According to Andrew, the key is to consider everybody’s opinion and decide how to address an issue as a group. “I try to involve as much peer decision making in the business as I can. If I just sat on top of this business and said, ‘We are going to do this and this’. it does not work as effectively as getting the whole team to say, ‘Yes, this is the way we are going to move forward’. Instead of one trying to reinforce the strategy of culture, we have a peer group, which is more effective at driving it.”
As Andrew fixed internal relationships, he also had to mend BSC’s external alliances with its suppliers. Following years of tough treatment from previous managers, many suppliers were disengaged.

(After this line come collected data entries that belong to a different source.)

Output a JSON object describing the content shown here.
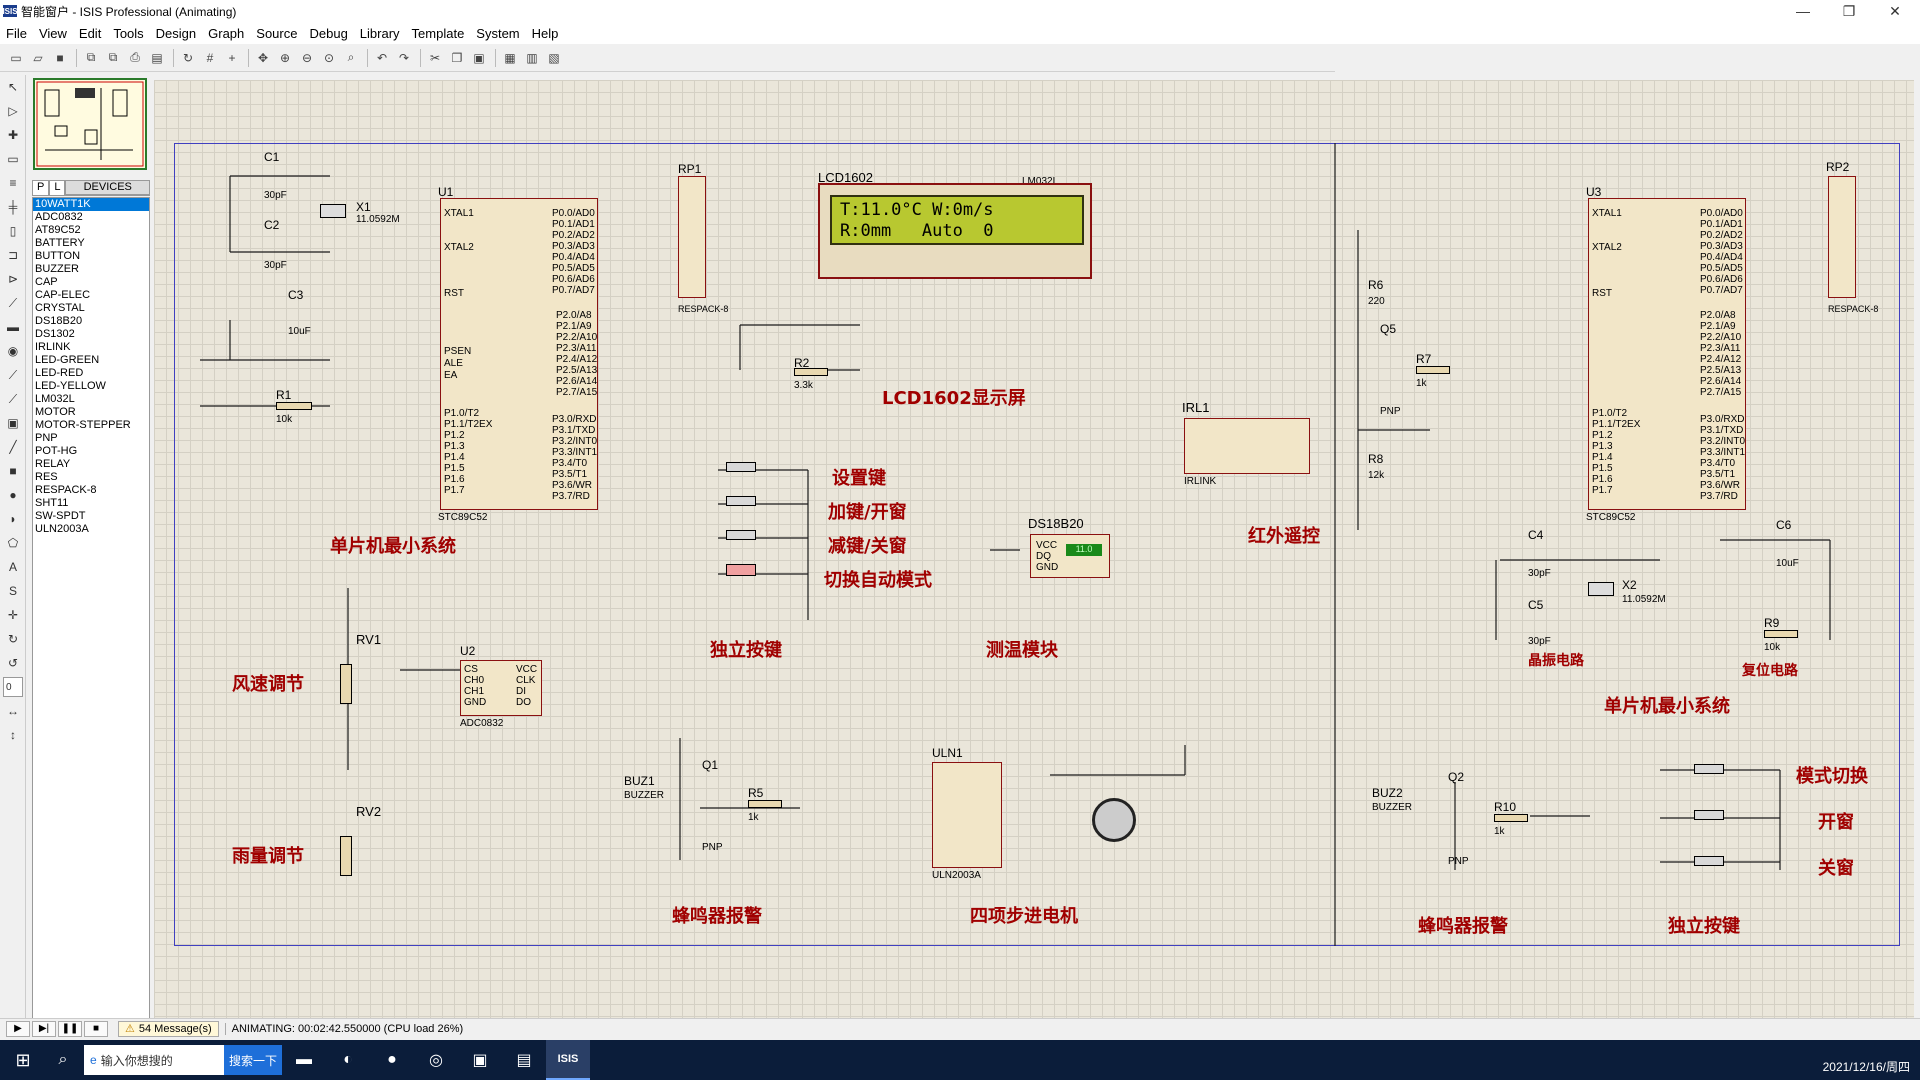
{
  "window": {
    "app_icon_text": "ISIS",
    "title": "智能窗户 - ISIS Professional (Animating)",
    "controls": {
      "minimize": "—",
      "maximize": "❐",
      "close": "✕"
    }
  },
  "menu": [
    "File",
    "View",
    "Edit",
    "Tools",
    "Design",
    "Graph",
    "Source",
    "Debug",
    "Library",
    "Template",
    "System",
    "Help"
  ],
  "toolbar_icons": [
    "new-icon",
    "open-icon",
    "save-icon",
    "import-icon",
    "export-icon",
    "print-icon",
    "print-setup-icon",
    "refresh-icon",
    "grid-icon",
    "origin-icon",
    "pan-icon",
    "zoom-in-icon",
    "zoom-out-icon",
    "zoom-all-icon",
    "zoom-area-icon",
    "undo-icon",
    "redo-icon",
    "cut-icon",
    "copy-icon",
    "paste-icon",
    "block-copy-icon",
    "block-move-icon",
    "block-rotate-icon"
  ],
  "left_tools": [
    "select-icon",
    "component-icon",
    "junction-icon",
    "wire-label-icon",
    "text-script-icon",
    "bus-icon",
    "subcircuit-icon",
    "terminal-icon",
    "pin-icon",
    "graph-icon",
    "tape-icon",
    "generator-icon",
    "probe-v-icon",
    "probe-i-icon",
    "instrument-icon",
    "line-icon",
    "box-icon",
    "circle-icon",
    "arc-icon",
    "path-icon",
    "text-icon",
    "symbol-icon",
    "marker-icon",
    "rotate-cw-icon",
    "rotate-ccw-icon",
    "flip-h-icon",
    "flip-v-icon"
  ],
  "rotation_value": "0",
  "device_panel": {
    "tabs": [
      "P",
      "L"
    ],
    "title": "DEVICES",
    "selected": "10WATT1K",
    "devices": [
      "10WATT1K",
      "ADC0832",
      "AT89C52",
      "BATTERY",
      "BUTTON",
      "BUZZER",
      "CAP",
      "CAP-ELEC",
      "CRYSTAL",
      "DS18B20",
      "DS1302",
      "IRLINK",
      "LED-GREEN",
      "LED-RED",
      "LED-YELLOW",
      "LM032L",
      "MOTOR",
      "MOTOR-STEPPER",
      "PNP",
      "POT-HG",
      "RELAY",
      "RES",
      "RESPACK-8",
      "SHT11",
      "SW-SPDT",
      "ULN2003A"
    ]
  },
  "schematic": {
    "lcd": {
      "ref": "LCD1602",
      "part": "LM032L",
      "line1": "T:11.0°C W:0m/s",
      "line2": "R:0mm   Auto  0"
    },
    "labels": {
      "lcd_caption": "LCD1602显示屏",
      "mcu_min_left": "单片机最小系统",
      "mcu_min_right": "单片机最小系统",
      "set_key": "设置键",
      "plus_key": "加键/开窗",
      "minus_key": "减键/关窗",
      "auto_key": "切换自动模式",
      "indep_keys_left": "独立按键",
      "indep_keys_right": "独立按键",
      "temp_module": "测温模块",
      "ir_remote": "红外遥控",
      "wind_adj": "风速调节",
      "rain_adj": "雨量调节",
      "buzzer_left": "蜂鸣器报警",
      "buzzer_right": "蜂鸣器报警",
      "stepper": "四项步进电机",
      "crystal_circuit": "晶振电路",
      "reset_circuit": "复位电路",
      "mode_switch": "模式切换",
      "open_window": "开窗",
      "close_window": "关窗"
    },
    "refs": {
      "u1": "U1",
      "u1_part": "STC89C52",
      "u3": "U3",
      "u3_part": "STC89C52",
      "rp1": "RP1",
      "rp2": "RP2",
      "respack": "RESPACK-8",
      "c1": "C1",
      "c2": "C2",
      "c3": "C3",
      "c4": "C4",
      "c5": "C5",
      "c6": "C6",
      "x1": "X1",
      "x2": "X2",
      "xtal_val": "11.0592M",
      "r1": "R1",
      "r2": "R2",
      "r5": "R5",
      "r6": "R6",
      "r7": "R7",
      "r8": "R8",
      "r9": "R9",
      "r10": "R10",
      "rv1": "RV1",
      "rv2": "RV2",
      "u2": "U2",
      "u2_part": "ADC0832",
      "q1": "Q1",
      "q2": "Q2",
      "q5": "Q5",
      "pnp": "PNP",
      "buz1": "BUZ1",
      "buz2": "BUZ2",
      "buzzer": "BUZZER",
      "uln1": "ULN1",
      "uln_part": "ULN2003A",
      "irl1": "IRL1",
      "irlink": "IRLINK",
      "ds": "DS18B20",
      "ds_temp": "11.0",
      "cap30": "30pF",
      "cap10u": "10uF",
      "r10k": "10k",
      "r1k": "1k",
      "r33k": "3.3k",
      "r220": "220",
      "r12k": "12k",
      "text": "<TEXT>"
    }
  },
  "status": {
    "messages": "54 Message(s)",
    "animating": "ANIMATING: 00:02:42.550000 (CPU load 26%)"
  },
  "taskbar": {
    "search_placeholder": "输入你想搜的",
    "search_button": "搜索一下",
    "clock": "2021/12/16/周四"
  }
}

“They needed to see a demonstration that proved we were serious in the business. The politics and dysfunctional culture was affecting our sales growth. Our profitability was down because the business was not growing. I approached all our key suppliers and laid out our strategy for the next four years.”

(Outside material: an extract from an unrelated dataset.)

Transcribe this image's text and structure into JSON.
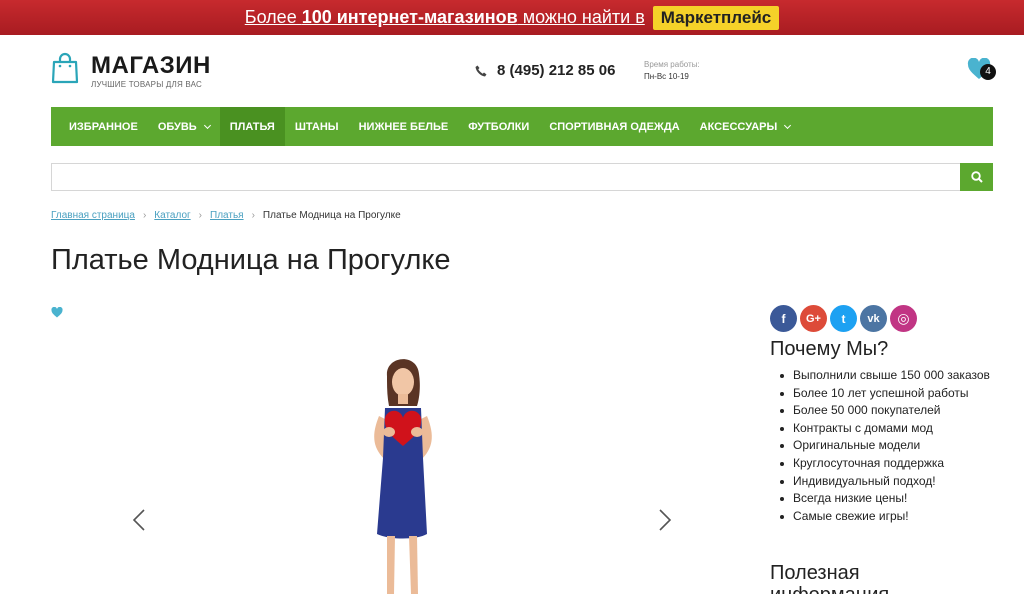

Andrew now has regular meetings with 15 of BSC’s key suppliers to discuss joint business plans and how they can all move forward together. Last year, Andrew visited Japan to help BSC’s suppliers who were affected by the devastating earthquakes. Andrew says suppliers are an investment – a marriage and not a one-night stand.
“When I joined the company we had only one engineer and four accountants. We had plenty of analysis on what was wrong with the business, but not a lot of innovation. We needed to come up with a point of differentiation a value proposition to our customers to turn our business around and increase sales.”
“In 2012, we have more sales and marketing people across the business, and one accountant. We also have 12 engineers, I have a support structure in each state that allows us to take a value proposition. As a result of having a strong point of differentiation, we have been winning a significant amount of contracts. Our suppliers have been pulled in, and their sales are growing with BSC even greater than some of their other distributors. They have a lot of trust in what we are doing.”
Over the past five years, Andrew has spearheaded a locus on differentiating the business and developing BSC’s value proposition. He says he will continue to focus on developing strong and healthy relationships, both internally and externally.
“We practically built these relationships from nothing. It is not about the revenue; it is about the relationships we are building with customers and the product pull-through. I want to solve problems, and by doing that we will sell parts.”
Approaching 50 years, the partnership between BSC and NSK Australia has seen many changes and has never been stronger than it is today. The strength of this partnership comes from the open and transparent working relationship experienced at all levels.